Gawande's admiration of the Massachusetts experiment stems from its reductions of personal agony: 

"For the past year, I haven’t had a single Massachusetts patient who has had to ask how much the necessary tests will cost; not one who has told me he needed to put off his cancer operation until he found a job that provided insurance coverage. And that’s a remarkable change: a glimpse of American health care without the routine cruelty."

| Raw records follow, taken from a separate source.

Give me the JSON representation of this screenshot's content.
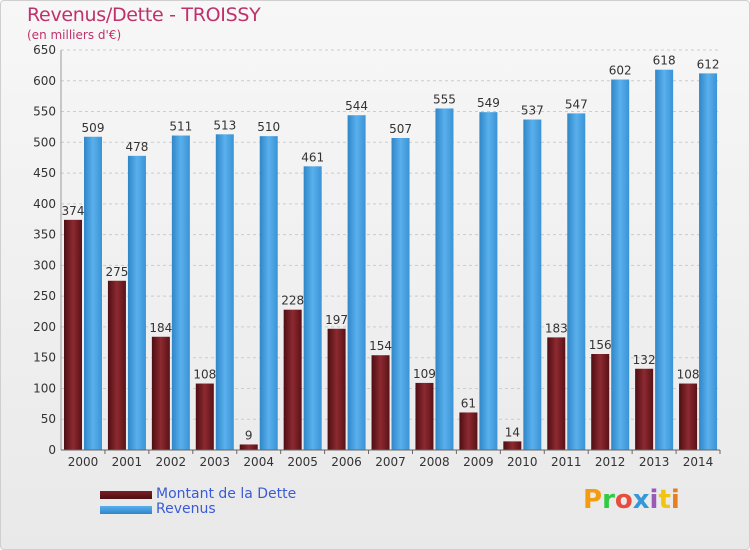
{
  "title": "Revenus/Dette - TROISSY",
  "subtitle": "(en milliers d'€)",
  "logo": {
    "letters": [
      "P",
      "r",
      "o",
      "x",
      "i",
      "t",
      "i"
    ],
    "colors": [
      "#f39c12",
      "#2ecc40",
      "#e74c3c",
      "#3498db",
      "#9b59b6",
      "#f1c40f",
      "#e67e22"
    ]
  },
  "chart_data": {
    "type": "bar",
    "categories": [
      "2000",
      "2001",
      "2002",
      "2003",
      "2004",
      "2005",
      "2006",
      "2007",
      "2008",
      "2009",
      "2010",
      "2011",
      "2012",
      "2013",
      "2014"
    ],
    "series": [
      {
        "name": "Montant de la Dette",
        "color": "#7a1f24",
        "values": [
          374,
          275,
          184,
          108,
          9,
          228,
          197,
          154,
          109,
          61,
          14,
          183,
          156,
          132,
          108
        ]
      },
      {
        "name": "Revenus",
        "color": "#3f9ddf",
        "values": [
          509,
          478,
          511,
          513,
          510,
          461,
          544,
          507,
          555,
          549,
          537,
          547,
          602,
          618,
          612
        ]
      }
    ],
    "yticks": [
      0,
      50,
      100,
      150,
      200,
      250,
      300,
      350,
      400,
      450,
      500,
      550,
      600,
      650
    ],
    "ylim": [
      0,
      650
    ],
    "grid": true,
    "legend": "bottom-left"
  }
}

But Massachusetts started with a much smaller percentage of uninsured residents than the nation as a whole, and Gawande acknowledges that rising unemployement and insurers' constantly rising premiums threaten the reforms. And he sees a mix of private and public, messy as it would be, as an improved branch on a familiar path. It's change Americans can accept personally, not just believe in abstractly.

Or, as Jamie Court concludes:

"With Medicare as the public option in his healthcare plan, the president could increase its buying power to further reduce expenditures. Obama-care should make Medicare as big as Americans want it to be."